シンデレラに玻璃の星冠をⅠ
「やだ…やだやだやだッッ!!!
桜ちゃん!!? 由香ちゃん!!?」
あたしは泣きながら頭を抱えた。
何これ…冗談ならやめて。
身体が震える。
寒くて仕方が無い。
「落ち着けよ、芹霞!!!
――視ろ、鏡を視ろ!!!」
あたしの腕を痛いくらいに掴んで、小猿くんは半ば無理やり鏡をあたしの目の前に突きつけて。

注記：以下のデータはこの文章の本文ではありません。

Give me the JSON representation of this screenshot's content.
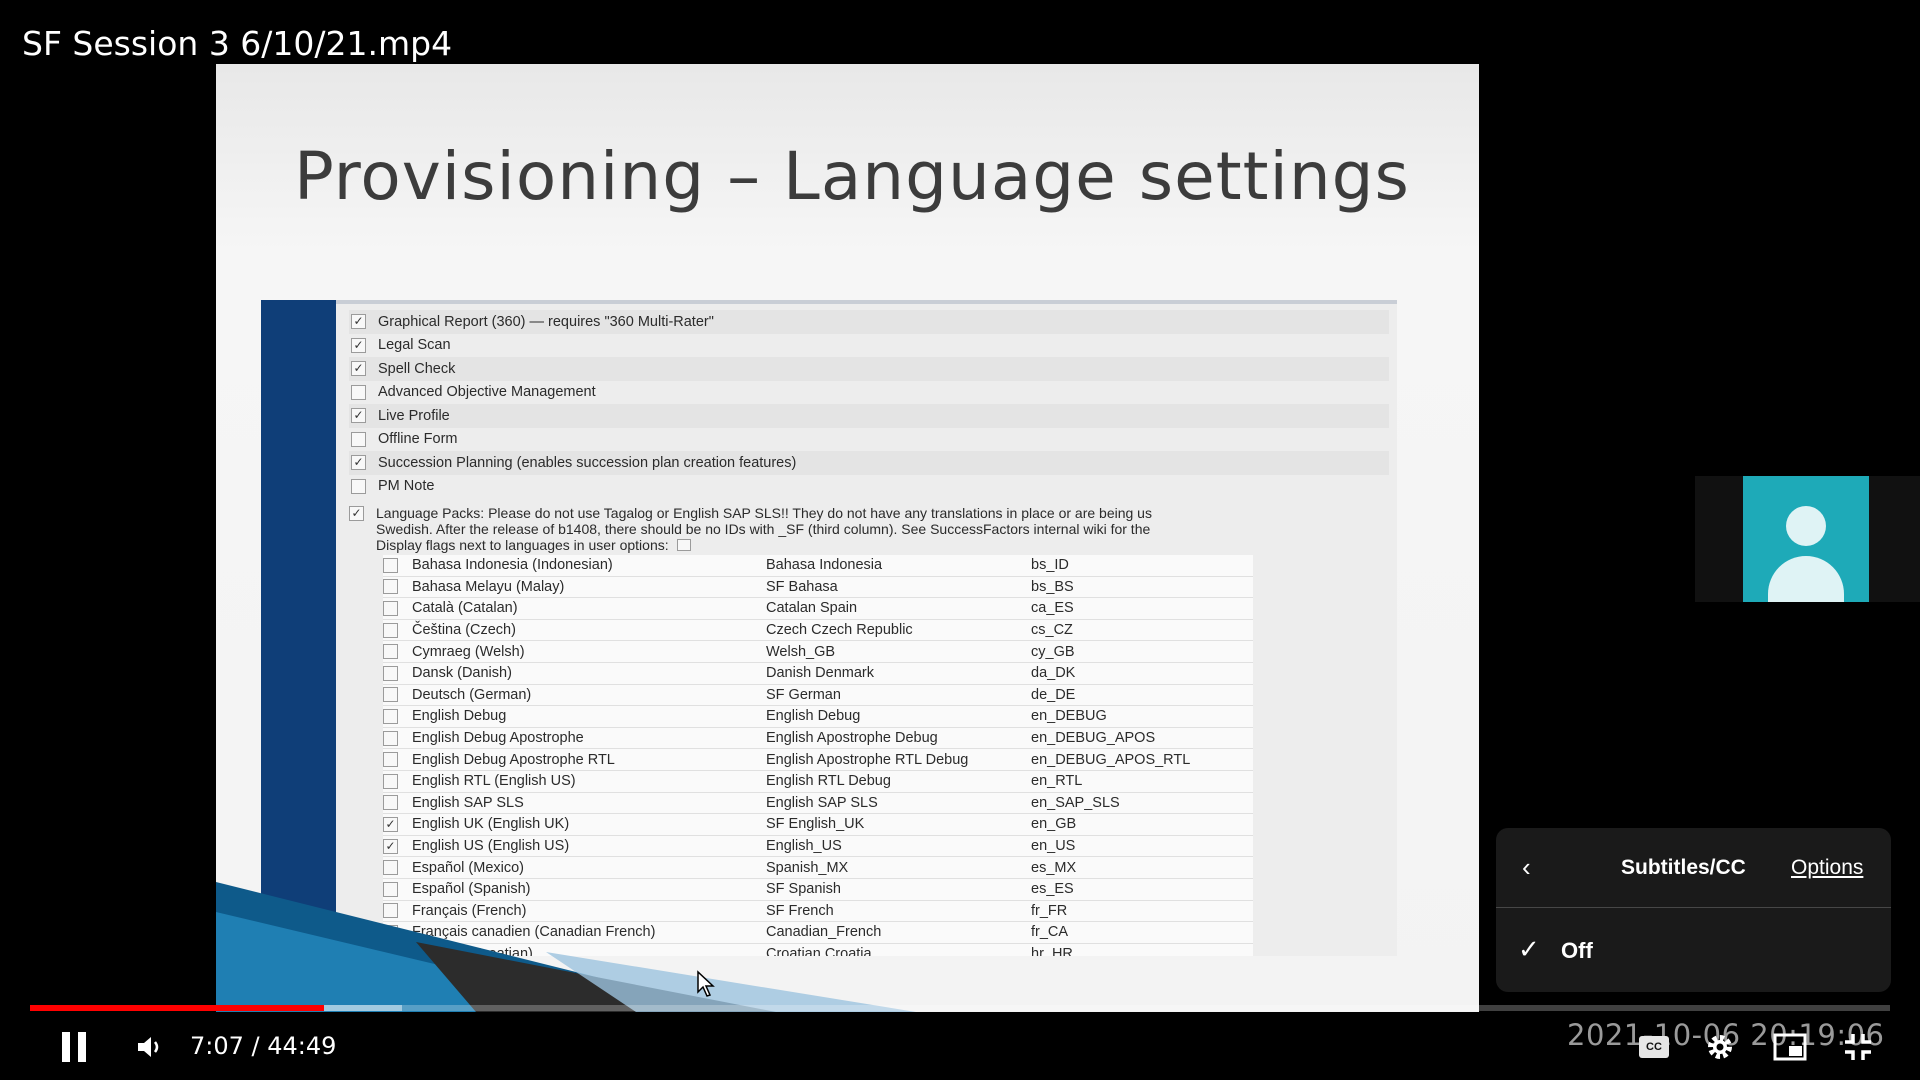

鏡を見ている余裕なんてないと、いやいやするように首を横に振れば、
「由香の所にも小々猿が元気に飛び跳ねている!!! 死んでないから!!! いいから視ろ、視るんだ、見てくれ~!!! お前の方がはっきり視れるんだから!!!」
懇願するような口調になってきた。
あたしは目尻に溜まった涙を手で拭い取り、鏡を見た。
「!!!」
再度良く視た。
「!!!?」
その場所を振り返ってみた。
つまり逆吊りの桜ちゃんと、両目を抉られた由香ちゃんが横たわっている…凄惨な真紅色の場所を。
鏡の中の世界は…
穏やかだった。
目には見えぬ寝台に2人は寝かされていて。
鏡の中の由香ちゃんは、三日月形の目のまま、桜ちゃんの胸をばんばん叩いていて。
寝ぼけている?
「なあ…
葉山…何処にいるんだ?
あのえらく綺麗な男…誰だ?」
小猿くんは酷く真剣な顔をして。
「だけど式が、この部屋に葉山が居ると自信満々で。
俺には視えないんだ、葉山の姿。
なあ、葉山は何処?」
こてん、と首を傾げた。
こいつの頭の中は、桜色だ。
"えらく綺麗な男"が桜ちゃんとは結びついていないらしい。